Todo esto habla de un crecimiento muy grande en la industria, que te ha tocado atestigüar y protagonizar, y eso permite que esto no se quede aquí, sino prometa más a futuro...

“Con la experiencia que estamos adquiriendo, algo que no nos había tocado nunca, largamente acariciado no sólo por mí, sino por muchos de nosotros, el cobijo de la orquesta, los grandes arreglos, el público, la interacción, es alucinante. Costó trabajo por la simple razón de que viajamos muchas personas, toda la gira se hace con la orquesta y el coro. Casi 60 personas. Con la experiencia de estos meses, del Vive Latino a Monterrey, del Plaza Condesa a León, Querétaro, Guadalajara, en teatros y cosos increíbles, será difícil cometer los mismos errores. Este ciclo del primer Rock en tu Idioma Sinfónico nos va a llevar por lo menos hasta el próximo verano, en 2017, porque no hemos entrado con la fuerza que deberíamos o que quisiéramos a Estados Unidos, sí a Centro y Sudamérica, pero no a Estados Unidos, que es parte muy importante de este mercado, no sólo en términos de desplazamiento de discos, sino de giras ante un público ávido de esto. Sería absurdo pensar en lanzar otra antes que este ciclo termine. El segundo está muy bien planeado, muy avanzado en arreglos y artistas que van a estar con nosotros. No sé cuándo tengamos el tiempo para realizarlo, pero de que viene el año que entra, eso sí es un hecho”.

¿Crees que esto pueda evolucionar del rescate de viejos éxitos hacia la generación de nuevo material?

“¡Quiero suponer que sí! No tendría por qué no… todos tenemos por lo menos 30 años de carrera y todos estamos activos. Todos estamos interactuando con todos,  ‘Chiquis’ está haciendo cosas con Los Amantes de Lola, y yo estoy haciendo cosas con Piro, y con Neón, y ellos están interactuando con Arturo, y están pasando muchas cosas… tenemos un plan maquiavélico Marciano y yo, algún día vamos a juntar nuestras canicas y seguramente vamos a encontrar cosas muy divertidas, y creo que la gran diferencia con lo que no pasaba hace muchos años es que ahora sí está pasando, y por supuesto estamos procurando que lo que siga se convierta en algo tangible, porque si no va a ser un esfuerzo desperdiciado. Esto nos ha abierto muchas posibilidades que habían estado cerradas mucho tiempo”.

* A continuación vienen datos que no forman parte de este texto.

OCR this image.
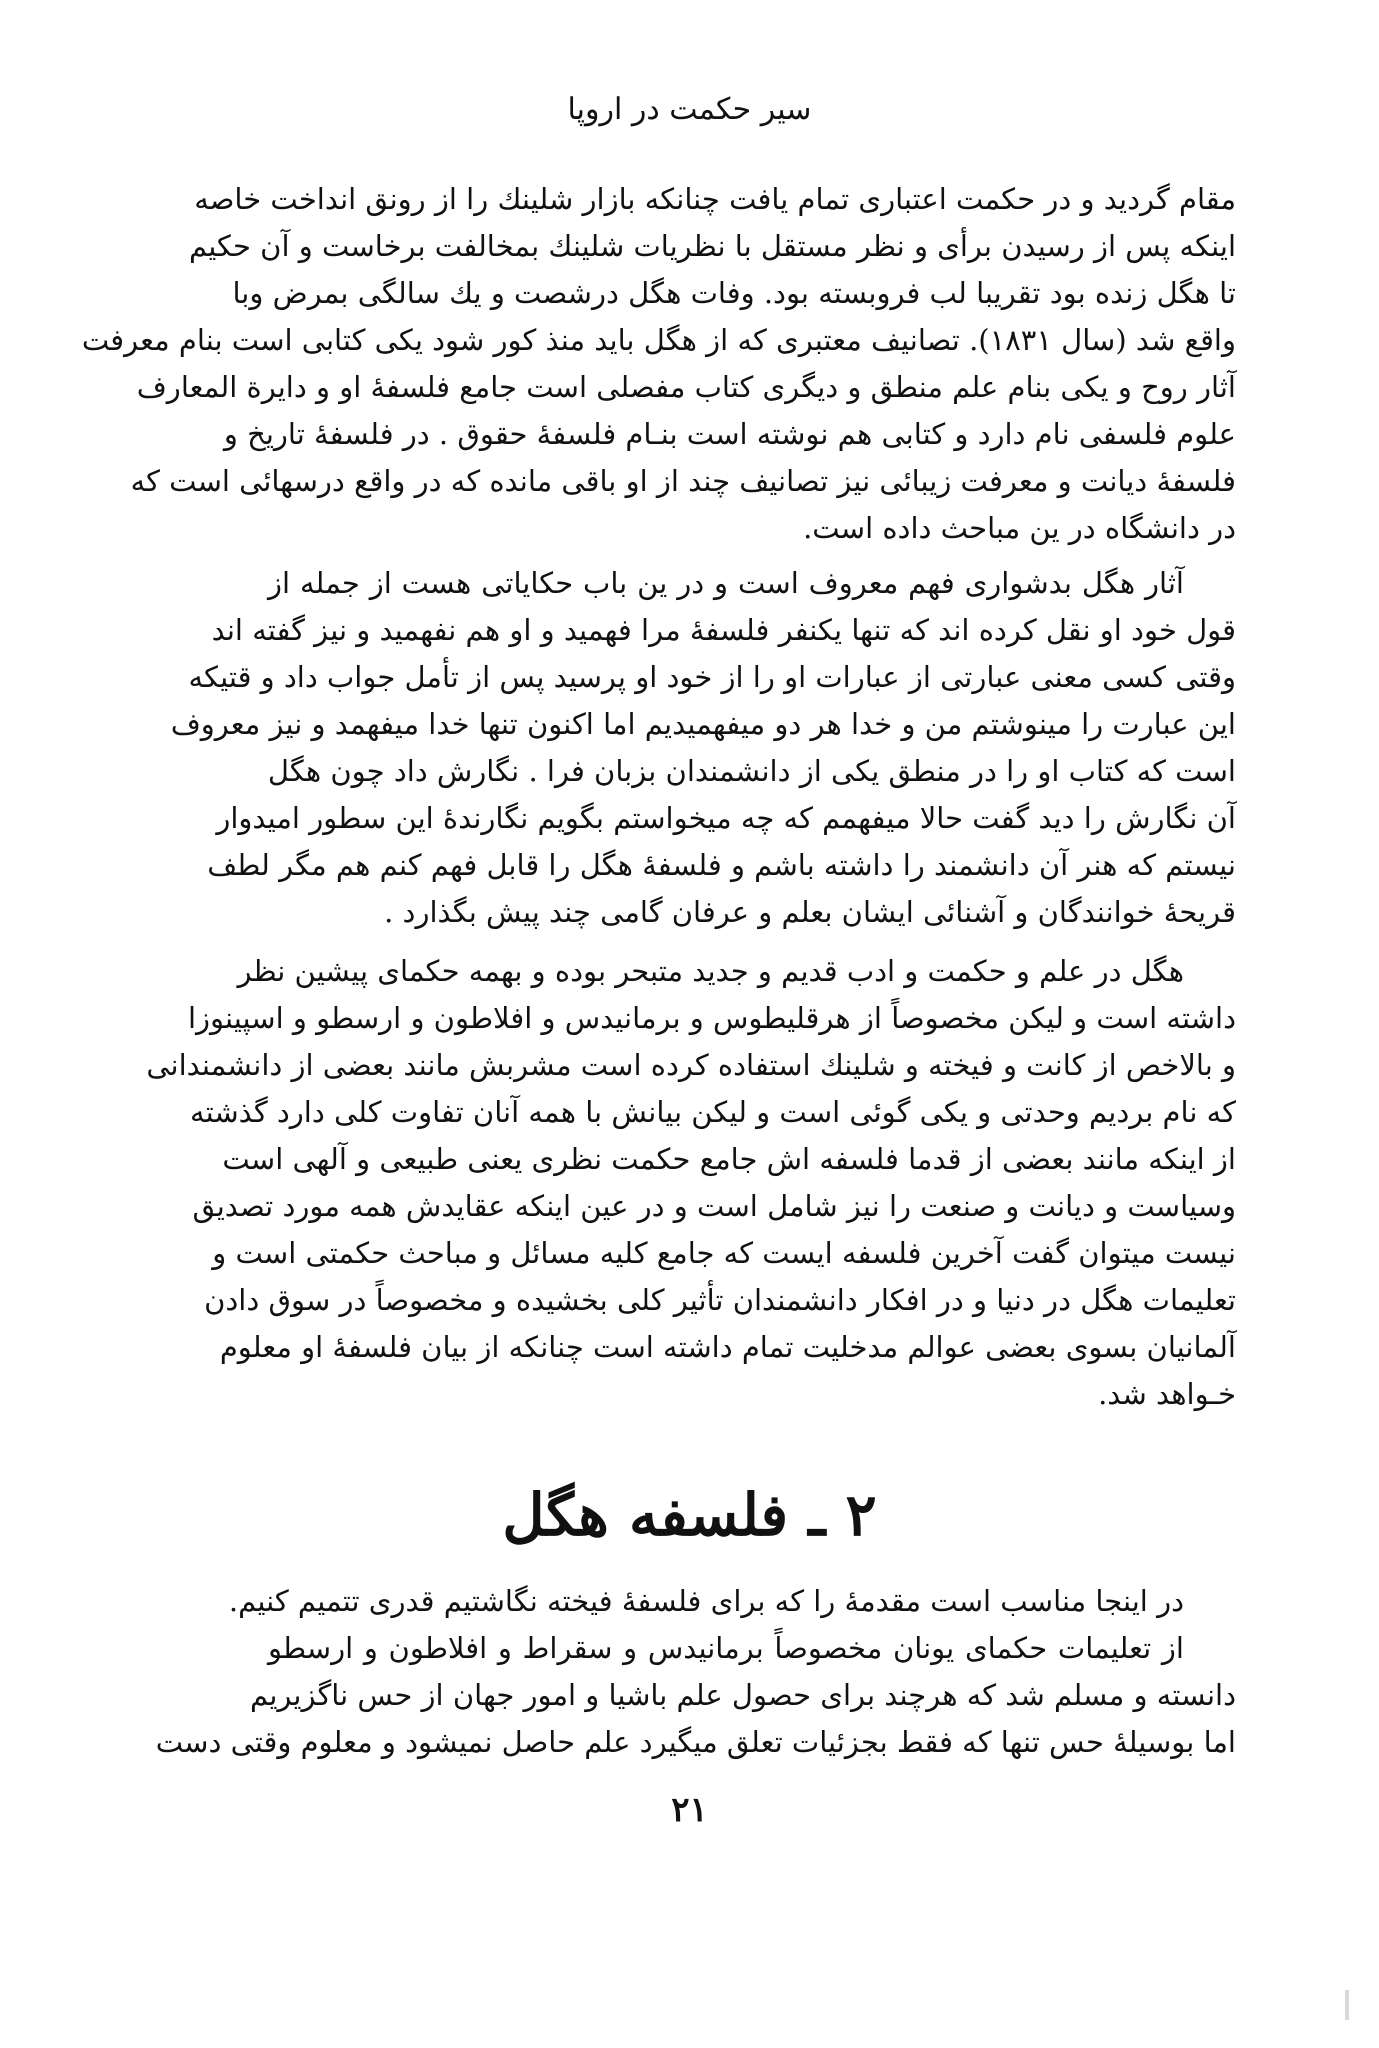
سیر حکمت در اروپا
مقام گردید و در حکمت اعتباری تمام یافت چنانکه بازار شلینك را از رونق انداخت خاصه
اینکه پس از رسیدن برأی و نظر مستقل با نظریات شلینك بمخالفت برخاست و آن حکیم
تا هگل زنده بود تقریبا لب فروبسته بود. وفات هگل درشصت و یك سالگی بمرض وبا
واقع شد (سال ۱۸۳۱). تصانیف معتبری که از هگل باید منذ کور شود یکی کتابی است بنام معرفت
آثار روح و یکی بنام علم منطق و دیگری کتاب مفصلی است جامع فلسفهٔ او و دایرة المعارف
علوم فلسفی نام دارد و کتابی هم نوشته است بنـام فلسفهٔ حقوق . در فلسفهٔ تاریخ و
فلسفهٔ دیانت و معرفت زیبائی نیز تصانیف چند از او باقی مانده که در واقع درسهائی است که
در دانشگاه در ین مباحث داده است.
آثار هگل بدشواری فهم معروف است و در ین باب حکایاتی هست از جمله از
قول خود او نقل کرده اند که تنها یکنفر فلسفهٔ مرا فهمید و او هم نفهمید و نیز گفته اند
وقتی کسی معنی عبارتی از عبارات او را از خود او پرسید پس از تأمل جواب داد و قتیکه
این عبارت را مینوشتم من و خدا هر دو میفهمیدیم اما اکنون تنها خدا میفهمد و نیز معروف
است که کتاب او را در منطق یکی از دانشمندان بزبان فرا . نگارش داد چون هگل
آن نگارش را دید گفت حالا میفهمم که چه میخواستم بگویم نگارندهٔ این سطور امیدوار
نیستم که هنر آن دانشمند را داشته باشم و فلسفهٔ هگل را قابل فهم کنم هم مگر لطف
قریحهٔ خوانندگان و آشنائی ایشان بعلم و عرفان گامی چند پیش بگذارد .
هگل در علم و حکمت و ادب قدیم و جدید متبحر بوده و بهمه حکمای پیشین نظر
داشته است و لیکن مخصوصاً از هرقلیطوس و برمانیدس و افلاطون و ارسطو و اسپینوزا
و بالاخص از کانت و فیخته و شلینك استفاده کرده است مشربش مانند بعضی از دانشمندانی
که نام بردیم وحدتی و یکی گوئی است و لیکن بیانش با همه آنان تفاوت کلی دارد گذشته
از اینکه مانند بعضی از قدما فلسفه اش جامع حکمت نظری یعنی طبیعی و آلهی است
وسیاست و دیانت و صنعت را نیز شامل است و در عین اینکه عقایدش همه مورد تصدیق
نیست میتوان گفت آخرین فلسفه ایست که جامع کلیه مسائل و مباحث حکمتی است و
تعلیمات هگل در دنیا و در افکار دانشمندان تأثیر کلی بخشیده و مخصوصاً در سوق دادن
آلمانیان بسوی بعضی عوالم مدخلیت تمام داشته است چنانکه از بیان فلسفهٔ او معلوم
خـواهد شد.
۲ ـ فلسفه هگل
در اینجا مناسب است مقدمهٔ را که برای فلسفهٔ فیخته نگاشتیم قدری تتمیم کنیم.
از تعلیمات حکمای یونان مخصوصاً برمانیدس و سقراط و افلاطون و ارسطو
دانسته و مسلم شد که هرچند برای حصول علم باشیا و امور جهان از حس ناگزیریم
اما بوسیلهٔ حس تنها که فقط بجزئیات تعلق میگیرد علم حاصل نمیشود و معلوم وقتی دست
۲۱
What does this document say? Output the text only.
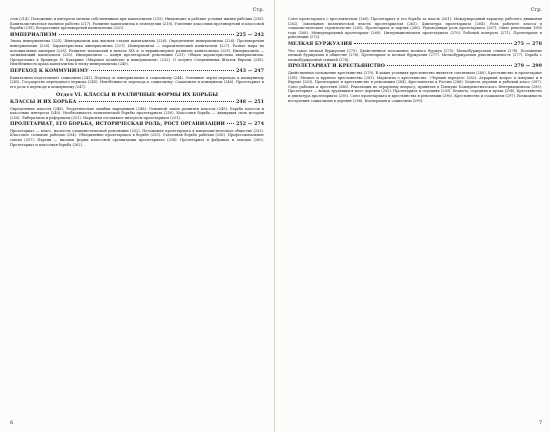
Стр.

стов (214). Положение и интересы мелких собственников при капитализме (215). Нищенские и рабские условия жизни рабочих (216). Капиталистическое наемное рабство (217). Развитие капитализма в земледелии (218). Усиление классовых противоречий и классовой борьбы (219). Возрастание противоречий капитализма (220).

ИМПЕРИАЛИЗМ	225 — 242

Эпоха империализма (225). Империализм как высшая стадия капитализма (226). Определение империализма (226). Противоречия империализма (226). Характеристика империализма (227). Империализм — паразитический капитализм (227). Развал мира на колониальные империи (228). Развитие монополий в начале XIX в. и неравномерное развитие капитализма (229). Империализм — загнивающий капитализм (230). Империализм — канун пролетарской революции (231). Общая характеристика империализма. Предисловие к брошюре Н. Бухарина «Мировое хозяйство и империализм» (232). О лозунге Соединенных Штатов Европы (238). Неизбежность краха капитализма в эпоху империализма (240).

ПЕРЕХОД К КОММУНИЗМУ	243 — 247

Капитализм подготовляет социализм (243). Переход от империализма к социализму (244). Основные черты перехода к коммунизму (245). Государство переходного периода (245). Неизбежность перехода к социализму. Социализм и коммунизм (246). Пролетариат и его роль в переходе к коммунизму (247).

Отдел VI. КЛАССЫ И РАЗЛИЧНЫЕ ФОРМЫ ИХ БОРЬБЫ
КЛАССЫ И ИХ БОРЬБА	248 — 251

Определение классов (248). Теоретические ошибки народников (248). Основной закон развития классов (249). Борьба классов и классовые интересы (249). Необходимость политической борьбы пролетариата (250). Классовая борьба — движущая сила истории (250). Либерализм и реформизм (251). Марксизм отстаивает интересы пролетариата (251).

ПРОЛЕТАРИАТ, ЕГО БОРЬБА, ИСТОРИЧЕСКАЯ РОЛЬ, РОСТ ОРГАНИЗАЦИИ 252 — 274

Пролетариат — класс, носитель социалистической революции (252). Положение пролетариата в капиталистическом обществе (253). Классовое сознание рабочих (254). Объединение пролетариата в борьбе (255). Стачечная борьба рабочих (256). Профессиональные союзы (257). Партия — высшая форма классовой организации пролетариата (258). Пролетариат в фабриках и заводах (260). Пролетариат и классовая борьба (262).

6
Стр.

Союз пролетариата с крестьянством (260). Пролетариат и его борьба за власть (261). Международный характер рабочего движения (262). Завоевание политической власти пролетариатом (263). Диктатура пролетариата (264). Роль рабочего класса в социалистическом строительстве (265). Пролетариат и партия (266). Руководящая роль пролетариата (267). Опыт революции 1905 года (268). Международный пролетариат (269). Интернационализм пролетариата (270). Рабочий контроль (271). Пролетариат в революции (272).

МЕЛКАЯ БУРЖУАЗИЯ	275 — 278

Что такое мелкая буржуазия (275). Двойственное положение мелкого буржуа (275). Мелкобуржуазная стихия (276). Положение мелкой буржуазии в обществе (276). Пролетариат и мелкая буржуазия (277). Мелкобуржуазная революционность (277). Борьба с мелкобуржуазной стихией (278).

ПРОЛЕТАРИАТ И КРЕСТЬЯНСТВО	279 — 299

Двойственное положение крестьянства (279). В каких условиях крестьянство является союзником (280). Крестьянство и пролетариат (281). Мелкое и крупное крестьянство (281). Марксизм о крестьянстве. «Черный передел» (282). Аграрный вопрос в Америке и в Европе (283). Пролетариат и крестьянство в революции (284). Крестьянство в России (286). Беднота деревни и рабочий класс (287). Союз рабочих и крестьян (288). Революция по аграрному вопросу, принятая в Пленуме Коммунистического Интернационала (290). Пролетариат — вождь трудящихся масс деревни (292). Пролетариат и середняк (293). Беднота, середняк и кулак (294). Крестьянство и диктатура пролетариата (295). Союз пролетариата и крестьянства в революции (296). Крестьянство и социализм (297). Возможность построения социализма в деревне (298). Кооперация и социализм (299).

7
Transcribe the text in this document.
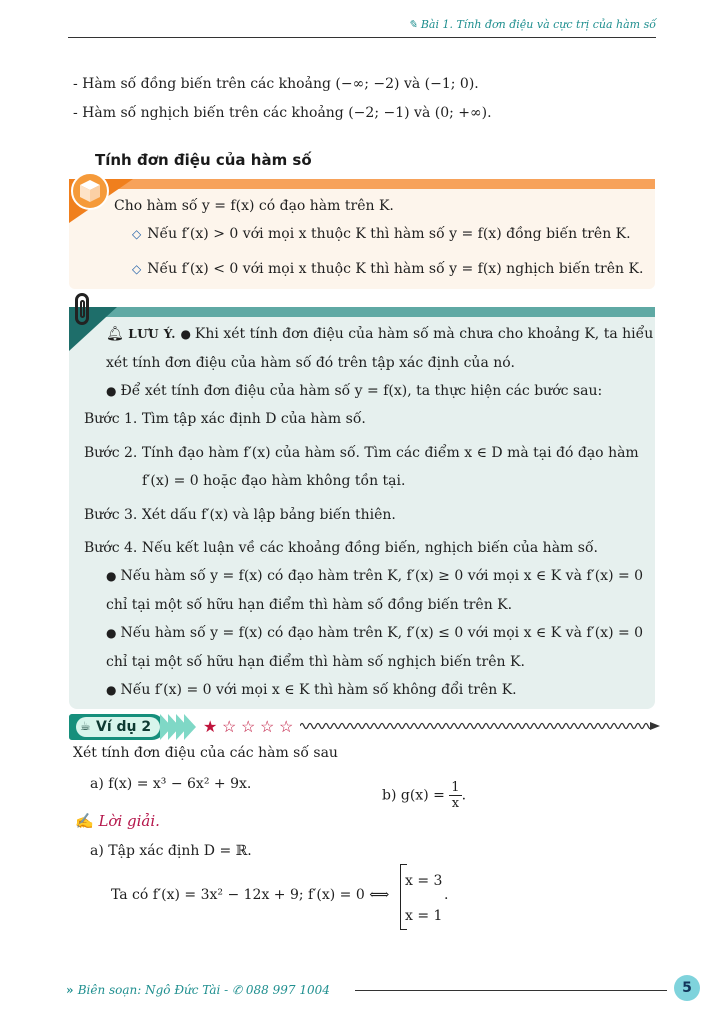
✎ Bài 1. Tính đơn điệu và cực trị của hàm số
- Hàm số đồng biến trên các khoảng (−∞; −2) và (−1; 0).
- Hàm số nghịch biến trên các khoảng (−2; −1) và (0; +∞).
Tính đơn điệu của hàm số
Cho hàm số y = f(x) có đạo hàm trên K.
◇ Nếu f′(x) > 0 với mọi x thuộc K thì hàm số y = f(x) đồng biến trên K.
◇ Nếu f′(x) < 0 với mọi x thuộc K thì hàm số y = f(x) nghịch biến trên K.
🔔︎ LƯU Ý. ● Khi xét tính đơn điệu của hàm số mà chưa cho khoảng K, ta hiểu
xét tính đơn điệu của hàm số đó trên tập xác định của nó.
● Để xét tính đơn điệu của hàm số y = f(x), ta thực hiện các bước sau:
Bước 1. Tìm tập xác định D của hàm số.
Bước 2. Tính đạo hàm f′(x) của hàm số. Tìm các điểm x ∈ D mà tại đó đạo hàm
f′(x) = 0 hoặc đạo hàm không tồn tại.
Bước 3. Xét dấu f′(x) và lập bảng biến thiên.
Bước 4. Nếu kết luận về các khoảng đồng biến, nghịch biến của hàm số.
● Nếu hàm số y = f(x) có đạo hàm trên K, f′(x) ≥ 0 với mọi x ∈ K và f′(x) = 0
chỉ tại một số hữu hạn điểm thì hàm số đồng biến trên K.
● Nếu hàm số y = f(x) có đạo hàm trên K, f′(x) ≤ 0 với mọi x ∈ K và f′(x) = 0
chỉ tại một số hữu hạn điểm thì hàm số nghịch biến trên K.
● Nếu f′(x) = 0 với mọi x ∈ K thì hàm số không đổi trên K.
☕︎ Ví dụ 2	★ ☆ ☆ ☆ ☆
Xét tính đơn điệu của các hàm số sau
a) f(x) = x³ − 6x² + 9x.
b) $g(x) = \frac{1}{x}$ .
✍ Lời giải.
a) Tập xác định D = ℝ.
Ta có f′(x) = 3x² − 12x + 9; f′(x) = 0 ⟺
x = 3
x = 1
.
» Biên soạn: Ngô Đức Tài - ✆ 088 997 1004	5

“Nosotros mismos nos teloneamos con una parte eléctrica y muy cruda, como tocábamos en 1987. Y es que nunca hay un show que sea igual al anterior, lo que es maravilloso. Si bien no estamos hablando de canciones nuevas, sí estamos hablando de versiones como nunca las has escuchado. Y si Marciano no puede acompañarnos en parte de la gira, Leo de Lozanne canta lo de Marciano; y cuando Leo no puede, Kala lo canta; y si Kala no puede, viene Paquito Familiar y así nos vamos turnando; si no puede venir Bon, Neón se echa “Voy a buscar”, y si no está Miguel Mateos, Neón toca “Es tan fácil romper un corazón’”, y si no está Rafa Sánchez, Piro canta “Lobo hombre en París”. Hay disputa por cantar las canciones. Y automáticamente se convierte en algo aún más divertido, porque es como nuestra banda de los 15. Y ahora, cuando de drogas se trata, son ansiolíticos, o de prescripción, y si alguno usa pañal para adulto, no lo ha confesado. Y comparamos patologías, infartos y hemorroides… ¡Es de risa loca, una cosa muy cordial! Creo que fue Leonardo quien comentó que nunca había estado en una banda con tan poco ego. ¡Muy divertido!”.